New holding tank will help protect river
A large underground holding tank designed to minimize the dumping of raw sewage and storm water into the Spokane River has been getting its finishing touches at High Bridge Park just west of downtown.
It is the second in a series of tanks to be installed through Spokane’s wastewater department as part of a cleanup program for the Spokane River – at a cost of $250 million or more.
The 200,000-gallon tank is designed to fill when combined sewage and storm water floods into sewer lines from heavy rain or a fast snowmelt. After a storm has subsided, the tank slowly will send the excess water to the city sewage plant for treatment over the following 24 hours.
Lars Hendron, engineer for the wastewater department, said the tank is like a siding on a railroad. Excess water spills into the tank when it reaches a predetermined level, just as a rail siding stores extra rail cars.
Three overflow pipes coming from western areas of the city have been connected to the tank, which is part of state- and federally mandated cleanup of the Spokane River.
The total amount of combined sewage and storm water dumped into the river last year was estimated at 116 million gallons, significantly more than was recorded in each of the three previous years. The high volume was due mainly to a series of spring thunderstorms.
“It is probably the most visible type of pollution of the river,” said Dale Arnold, wastewater director for the city.
Hendron described the problem “as a holdover from the pioneer days.” Many sewers in Spokane are a century old.
Prior to construction of the city’s sewage-treatment plant in 1958, sewage was dumped directly into the Spokane River. Sewers also carried storm water. In some parts of the city, primarily on the North Side, storm sewers were separated from sanitary sewers in the mid-1980s to reduce the combined wastewater releases.
But combined sewers still serve the south and east portions of the city, as well as some locations on the North Side.
Combined sewers are vulnerable to overflows during storms. The excess wastewater and storm water are intentionally diverted to the river during high flows to protect the wastewater plant and its lines from being flooded.
The anti-pollution goal is to reduce combined sewer releases into the Spokane River to only one spill every two years, on average. CTE Engineers Inc., with an office in Spokane, was hired for design. Clearwater Construction Co. of Airway Heights installed the tank. Total cost of the project at High Bridge Park was $2.3 million.
Funding is coming through sewer fees and a rate stabilization fund charge collected on monthly utility bills.
At least two dozen more tanks are to be installed with up to 5 million gallons capacity in the largest of them. Locations under consideration include the former Playfair Race Course, Pettet Drive overlooking the river, and Downriver Golf Course.
The tanks will be installed below ground, and the locations are expected to include public improvements, including possible park facilities.
The tank project at High Bridge Park included parking lot improvements and installation of water and power to the site.
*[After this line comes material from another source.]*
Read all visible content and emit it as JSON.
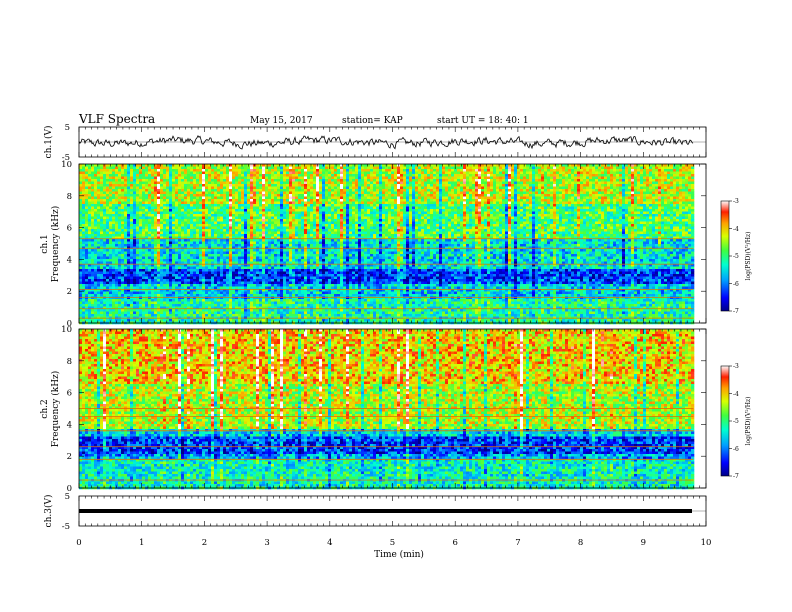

Those utilities can be used if a white-water park is built in the river near the combined sewer overflow tank.
The tank was designed with no pumps or wiring. It will operate with hydraulics and uses the flow of water to flush itself clean, Hendron said. The design also prevents floating waste from reaching the river.
City officials wanted to build smaller tanks first. The first tank was completed in 2003 at Felts Field. Engineers are going to study the smaller tanks’ operation to make sure that the designs will work for larger tanks. Included in the design is an estimate of the volume of water that can be expected in a typical downpour, Arnold said.